Designers are very plugged into cultural zeitgeist of society. Sometimes unconsciously, something seeps in. But it’s often something quite conscious.
I saw a show as well on the eve of 9/11 from a wonderful Spanish designer named Miguel Adrover. He always worked very strong social commentary into his collections. He was making recycled trench coats out of Burberry trench coats, using LV monograms, and doing strange things at time when not many designers jumped on that bandwagon. Anyway, on the eve of 9/11 I was at a fashion show of his with women in burqas and goats on the runway. It was such a strong statement on Arab culture. The next day, the planes hit the buildings. It was almost some kind of harbinger of things to come. He must have felt something in the air.
There’s a small fashion industry in Israel — have you noticed any especially provocative clothing from there?
No, but I haven’t studied it in that way. We did a special in Israeli fashion about 15 years ago, where I met some exciting young designers. But they were much more concerned about getting into the fray and doing clothes that were fashion-relevant rather than anything going on in the world around them. At the time, their minds were on the globalization of fashion, and whether clothes could be distinctly Israeli. But their design talents were obviously so strong and sophisticated.
We’re having this conversation not long after Zara pulled a t-shirt that some said resembled concentration-camp clothing. How does that connect to the themes of the show?
I was incredulous. When you think of all the different checkpoints that a garment goes through, all of the people who approve each piece of clothing, they’re saying no one saw a red flag? I don’t buy it. I’m in the shmatte business. I have my own clothing line. They’re obligated to donate a big whack of dough to a Holocaust education fund, especially if they can’t remember what this conjured up.
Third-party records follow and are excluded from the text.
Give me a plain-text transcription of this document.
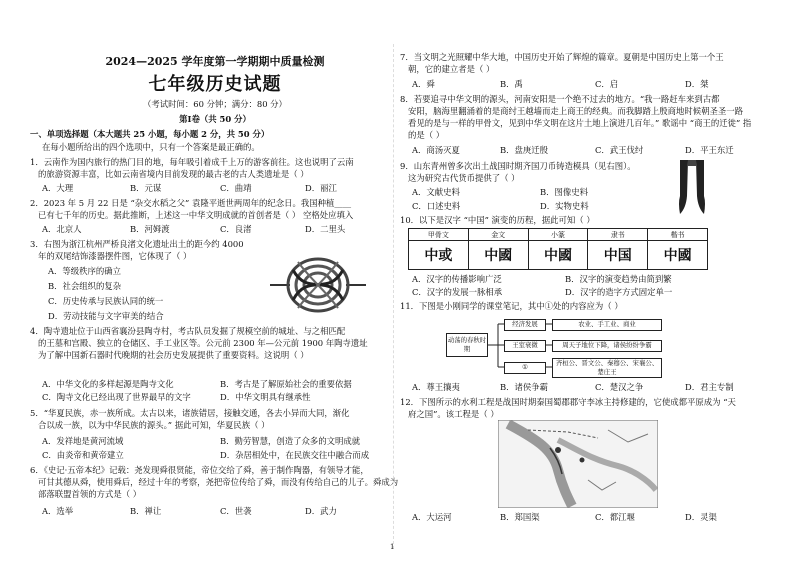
2024—2025 学年度第一学期期中质量检测
七年级历史试题
（考试时间：60 分钟；满分：80 分）
第Ⅰ卷（共 50 分）
一、单项选择题（本大题共 25 小题，每小题 2 分，共 50 分）
在每小题所给出的四个选项中，只有一个答案是最正确的。
1．云南作为国内旅行的热门目的地，每年吸引着成千上万的游客前往。这也说明了云南
的旅游资源丰富，比如云南省境内目前发现的最古老的古人类遗址是（ ）
A．大理	B．元谋	C．曲靖	D．丽江
2．2023 年 5 月 22 日是 “杂交水稻之父” 袁隆平逝世两周年的纪念日。我国种植____
已有七千年的历史。据此推断，上述这一中华文明成就的首创者是（ ） 空格处应填入
A．北京人	B．河姆渡	C．良渚	D．二里头
3．右图为浙江杭州严桥良渚文化遗址出土的距今约 4000
年的双尾结饰漆器摆件图，它体现了（ ）
A．等级秩序的确立
B．社会组织的复杂
C．历史传承与民族认同的统一
D．劳动技能与文字审美的结合
4．陶寺遗址位于山西省襄汾县陶寺村，考古队员发掘了规模空前的城址、与之相匹配
的王墓和宫殿、独立的仓储区、手工业区等。公元前 2300 年—公元前 1900 年陶寺遗址
为了解中国新石器时代晚期的社会历史发展提供了重要资料。这说明（ ）
A．中华文化的多样起源是陶寺文化	B．考古是了解原始社会的重要依据
C．陶寺文化已经出现了世界最早的文字	D．中华文明具有继承性
5．“华夏民族，赤一族所成。太古以来，诸族错居，接触交通，各去小异而大同，渐化
合以成一族，以为中华民族的源头。” 据此可知，华夏民族（ ）
A．发祥地是黄河流域	B．勤劳智慧，创造了众多的文明成就
C．由炎帝和黄帝建立	D．杂居相处中，在民族交往中融合而成
6．《史记·五帝本纪》记载：尧发现舜很贤能，帝位交给了舜，善于制作陶器，有领导才能，
可甘其德从舜，使用舜后，经过十年的考察，尧把帝位传给了舜，而没有传给自己的儿子。舜成为
部落联盟首领的方式是（ ）
A．选举	B．禅让	C．世袭	D．武力
7．当文明之光照耀中华大地，中国历史开始了辉煌的篇章。夏朝是中国历史上第一个王
朝，它的建立者是（ ）
A．舜	B．禹	C．启	D．桀
8．若要追寻中华文明的源头，河南安阳是一个绝不过去的地方。“我一路赶车来到古都
安阳，脑海里翻涌着的是商纣王越墙而走上商王的经典。而我脚踏上殷商地时候朝圣圣一路
看见的是与一样的甲骨文，见到中华文明在这片土地上演进几百年。” 歌谣中 “商王的迁徙” 指
的是（ ）
A．商汤灭夏	B．盘庚迁殷	C．武王伐纣	D．平王东迁
9．山东青州曾多次出土战国时期齐国刀币铸造模具（见右图）。
这为研究古代货币提供了（ ）
A．文献史料	B．图像史料
C．口述史料	D．实物史料
10．以下是汉字 “中国” 演变的历程，据此可知（ ）
甲骨文	金文	小篆	隶书	楷书
中或	中國	中國	中国	中國
A．汉字的传播影响广泛	B．汉字的演变趋势由简到繁
C．汉字的发展一脉相承	D．汉字的造字方式固定单一
11．下图是小刚同学的课堂笔记，其中①处的内容应为（ ）
动荡的春秋时期
经济发展
王室衰微
①
农业、手工业、商业
周天子地位下降，诸侯纷纷争霸
齐桓公、晋文公、秦穆公、宋襄公、楚庄王
A．尊王攘夷	B．诸侯争霸	C．楚汉之争	D．君主专制
12．下图所示的水利工程是战国时期秦国蜀郡郡守李冰主持修建的，它使成都平原成为 “天
府之国”。该工程是（ ）
A．大运河	B．郑国渠	C．都江堰	D．灵渠
1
Is the show a rejoinder to people who think fashion’s lightweight?
That’s hitting the nail on the head. There are designers who not only want to make the world more beautiful, but more insightful and thoughtful. They want to impart something beyond mere decoration and beauty. For so long, especially in the early days, when I did my show in the mid-‘80s, we were dismissed as shallow — “Oh, it’s just fashion.” True, fashion’s never going to cure cancer. But it can communicate a lot about us. It tells the world who we are, and tells us about ourselves. I always say fashion is the one creative decision everyone gets to make, every day.